Jakarta, TAMBANG – Ekonom Faisal Basri menyayangkan langkah pemerintah, dalam proses divestasi 51 persen saham PT. Freeport Indonesia. Faisal menyebutkan, langkah yang dilakukan pemerintah tidak ekonomis.
“Kalau saya punya uang USD5 miliar, saya akan buka opsi baru. Kan Freeport sudah mengembalikan 120 ribu hektar. Kenapa kita enggak kembangkan dari nol yang green flied (lahan hijau),” kata Ekonom Faisal Basri saat ditemui di Hotel JS Luwamsa, Jakarta (15/5).
Maksud Faisal, angka USD5 miliar merupakan kalkulasi kasar dari harga 51 persen saham Freeport. Di mana asumsi harga 40 persen Participating Interest (PI) milik Rio Tinto di Tambang Grassberg dibanderol USD3,6 miliyar oleh Morgan Stanley.
Rencananya, jika negosiasi pemerintah dengan Rio Tinto soal PI sebesar 41 persen itu berlangsung lancar, maka PI akan dikonversi menjadi saham pemerintah di tambang Grassberg.
Uang senilai USD5 miliar itu, menurut Faisal, lebih baik digunakan untuk eksplorasi lahan hijau, hasil penciutan dari eksplorasi Freeport yang sudah diserahkan kepada pemerintah. Luas lahan hijau tersebut mencapai 120 ribu hektar. Saat ini, cakupan wilayah tambang Grassberg hanya seluas 90 ribu hektar.
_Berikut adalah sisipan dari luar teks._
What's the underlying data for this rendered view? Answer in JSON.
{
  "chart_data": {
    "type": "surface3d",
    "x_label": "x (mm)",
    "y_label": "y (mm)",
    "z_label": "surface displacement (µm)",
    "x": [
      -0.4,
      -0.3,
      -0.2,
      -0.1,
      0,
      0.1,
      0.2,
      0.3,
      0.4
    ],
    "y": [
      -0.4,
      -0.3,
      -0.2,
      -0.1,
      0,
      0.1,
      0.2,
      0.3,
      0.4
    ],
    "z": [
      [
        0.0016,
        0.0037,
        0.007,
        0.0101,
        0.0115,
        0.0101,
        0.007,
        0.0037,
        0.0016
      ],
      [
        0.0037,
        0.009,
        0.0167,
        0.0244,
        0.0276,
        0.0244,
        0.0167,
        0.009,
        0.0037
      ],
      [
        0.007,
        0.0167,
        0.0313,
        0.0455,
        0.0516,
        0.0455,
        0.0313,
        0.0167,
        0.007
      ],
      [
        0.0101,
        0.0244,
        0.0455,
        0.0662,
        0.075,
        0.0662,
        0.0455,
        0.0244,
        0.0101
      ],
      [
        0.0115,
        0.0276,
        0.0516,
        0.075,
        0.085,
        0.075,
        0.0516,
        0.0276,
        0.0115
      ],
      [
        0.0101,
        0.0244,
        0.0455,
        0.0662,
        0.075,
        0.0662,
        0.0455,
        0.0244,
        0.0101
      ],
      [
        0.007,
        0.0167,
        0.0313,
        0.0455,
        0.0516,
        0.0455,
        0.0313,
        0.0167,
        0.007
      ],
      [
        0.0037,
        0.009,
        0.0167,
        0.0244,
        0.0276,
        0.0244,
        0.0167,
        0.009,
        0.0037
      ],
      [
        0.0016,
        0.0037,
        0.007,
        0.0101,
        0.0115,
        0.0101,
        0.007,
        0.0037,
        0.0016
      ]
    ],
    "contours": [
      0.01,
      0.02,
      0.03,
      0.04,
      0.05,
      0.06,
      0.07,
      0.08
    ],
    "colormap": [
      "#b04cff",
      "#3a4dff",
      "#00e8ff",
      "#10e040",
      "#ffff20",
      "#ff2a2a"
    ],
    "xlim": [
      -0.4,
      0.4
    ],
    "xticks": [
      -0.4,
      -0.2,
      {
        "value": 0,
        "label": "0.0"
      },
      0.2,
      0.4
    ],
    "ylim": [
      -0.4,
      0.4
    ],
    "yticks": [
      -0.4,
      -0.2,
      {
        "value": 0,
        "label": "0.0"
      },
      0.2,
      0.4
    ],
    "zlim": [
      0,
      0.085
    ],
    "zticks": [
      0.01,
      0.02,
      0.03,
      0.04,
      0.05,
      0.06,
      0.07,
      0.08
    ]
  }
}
Kondisi ini akan semakin tidak ekonomis dengan melihat puing-puing tambang Grassberg yang open pit sudah habis. Sehingga penggalian akan semakin memakan biaya besar nantinya.
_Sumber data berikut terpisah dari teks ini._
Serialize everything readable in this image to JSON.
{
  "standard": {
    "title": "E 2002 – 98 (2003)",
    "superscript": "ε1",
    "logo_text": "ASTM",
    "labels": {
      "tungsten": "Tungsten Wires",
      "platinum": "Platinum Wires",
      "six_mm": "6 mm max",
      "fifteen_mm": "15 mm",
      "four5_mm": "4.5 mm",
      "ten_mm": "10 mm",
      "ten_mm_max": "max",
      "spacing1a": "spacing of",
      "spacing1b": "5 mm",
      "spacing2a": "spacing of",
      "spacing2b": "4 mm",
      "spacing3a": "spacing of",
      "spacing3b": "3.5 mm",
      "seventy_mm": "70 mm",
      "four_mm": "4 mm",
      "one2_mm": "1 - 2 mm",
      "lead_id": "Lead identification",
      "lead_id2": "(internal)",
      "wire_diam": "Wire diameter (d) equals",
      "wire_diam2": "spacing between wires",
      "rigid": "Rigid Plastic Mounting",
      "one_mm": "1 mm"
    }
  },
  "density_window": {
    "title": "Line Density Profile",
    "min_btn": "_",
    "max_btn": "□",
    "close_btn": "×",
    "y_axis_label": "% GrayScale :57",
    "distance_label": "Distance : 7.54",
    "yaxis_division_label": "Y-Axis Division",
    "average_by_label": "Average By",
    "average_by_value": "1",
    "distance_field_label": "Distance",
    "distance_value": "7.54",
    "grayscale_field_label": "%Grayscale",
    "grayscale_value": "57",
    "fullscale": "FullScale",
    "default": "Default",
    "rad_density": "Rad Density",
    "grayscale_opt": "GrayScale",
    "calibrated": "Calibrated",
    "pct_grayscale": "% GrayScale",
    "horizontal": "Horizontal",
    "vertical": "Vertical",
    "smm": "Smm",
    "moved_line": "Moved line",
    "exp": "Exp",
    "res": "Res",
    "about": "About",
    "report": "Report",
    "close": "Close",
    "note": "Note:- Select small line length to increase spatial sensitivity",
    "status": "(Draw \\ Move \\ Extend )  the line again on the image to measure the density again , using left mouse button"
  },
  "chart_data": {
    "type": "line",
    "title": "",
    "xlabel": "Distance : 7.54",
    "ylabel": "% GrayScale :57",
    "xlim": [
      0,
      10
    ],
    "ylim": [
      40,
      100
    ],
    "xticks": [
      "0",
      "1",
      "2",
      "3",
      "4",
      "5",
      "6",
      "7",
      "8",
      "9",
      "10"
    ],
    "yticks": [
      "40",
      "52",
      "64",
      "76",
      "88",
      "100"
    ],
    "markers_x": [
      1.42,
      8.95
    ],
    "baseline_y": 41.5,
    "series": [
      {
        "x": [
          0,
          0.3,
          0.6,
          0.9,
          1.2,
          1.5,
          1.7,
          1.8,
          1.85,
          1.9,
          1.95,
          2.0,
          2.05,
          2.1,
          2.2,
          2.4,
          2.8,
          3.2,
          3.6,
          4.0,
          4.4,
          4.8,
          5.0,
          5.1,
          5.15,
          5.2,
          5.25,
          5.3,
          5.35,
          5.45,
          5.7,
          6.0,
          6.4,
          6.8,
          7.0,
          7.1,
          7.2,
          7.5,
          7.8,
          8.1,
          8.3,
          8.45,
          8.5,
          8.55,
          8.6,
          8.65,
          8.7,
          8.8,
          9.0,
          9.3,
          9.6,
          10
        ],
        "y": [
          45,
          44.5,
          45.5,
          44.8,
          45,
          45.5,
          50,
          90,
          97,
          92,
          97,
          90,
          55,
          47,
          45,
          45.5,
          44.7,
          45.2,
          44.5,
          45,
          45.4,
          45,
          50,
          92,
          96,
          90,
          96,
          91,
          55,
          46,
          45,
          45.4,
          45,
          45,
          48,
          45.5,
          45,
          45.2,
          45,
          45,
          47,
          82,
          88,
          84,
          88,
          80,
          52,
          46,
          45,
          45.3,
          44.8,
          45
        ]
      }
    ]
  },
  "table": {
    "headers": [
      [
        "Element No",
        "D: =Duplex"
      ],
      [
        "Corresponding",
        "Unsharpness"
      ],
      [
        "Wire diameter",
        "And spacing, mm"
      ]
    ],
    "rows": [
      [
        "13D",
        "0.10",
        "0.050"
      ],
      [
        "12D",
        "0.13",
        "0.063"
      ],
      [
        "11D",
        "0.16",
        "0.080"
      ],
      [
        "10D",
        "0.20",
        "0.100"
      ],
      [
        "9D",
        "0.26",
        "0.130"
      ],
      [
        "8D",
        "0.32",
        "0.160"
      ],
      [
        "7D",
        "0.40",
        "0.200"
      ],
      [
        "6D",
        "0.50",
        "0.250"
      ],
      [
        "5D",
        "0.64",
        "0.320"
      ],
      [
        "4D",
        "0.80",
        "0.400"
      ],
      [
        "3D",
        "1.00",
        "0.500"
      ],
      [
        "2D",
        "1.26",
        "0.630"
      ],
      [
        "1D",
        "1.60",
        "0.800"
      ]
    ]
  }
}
“Penggaliannya susah, open pit sudah habis. (kepemilikan sahamnya) 51 persen pula. Kalau (mengerjakan) green field bisa 100 persen (kepemilikan) sahamnya,” ujar Faisal.
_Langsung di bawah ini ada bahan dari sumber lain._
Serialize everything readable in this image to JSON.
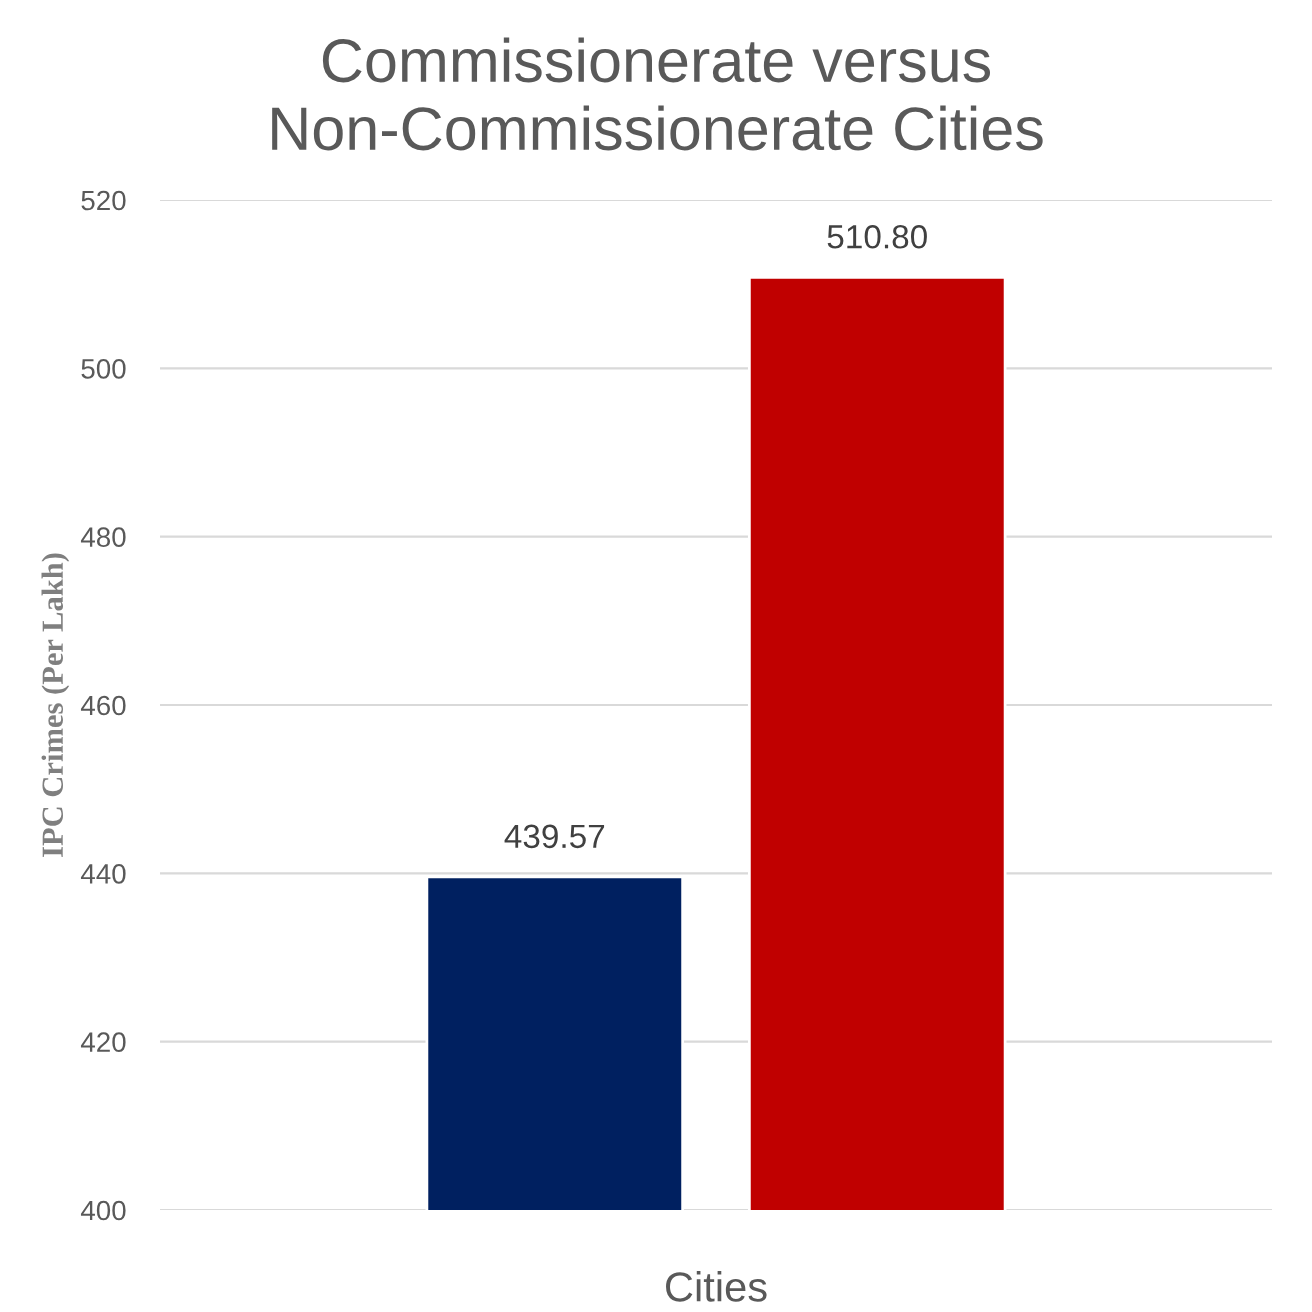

Selain itu, PT Indonesia Asahan Alumunium (Inalum) selaku wakil pemerintah yang bertugas menuntaskan divestasi, ketika berhasil memiliki mayoritas saham Freeport, ia akan memiliki kewajiban membangun smelter. Kewajiban ini tentu akan menjadi beban tersendiri bagi Inalum.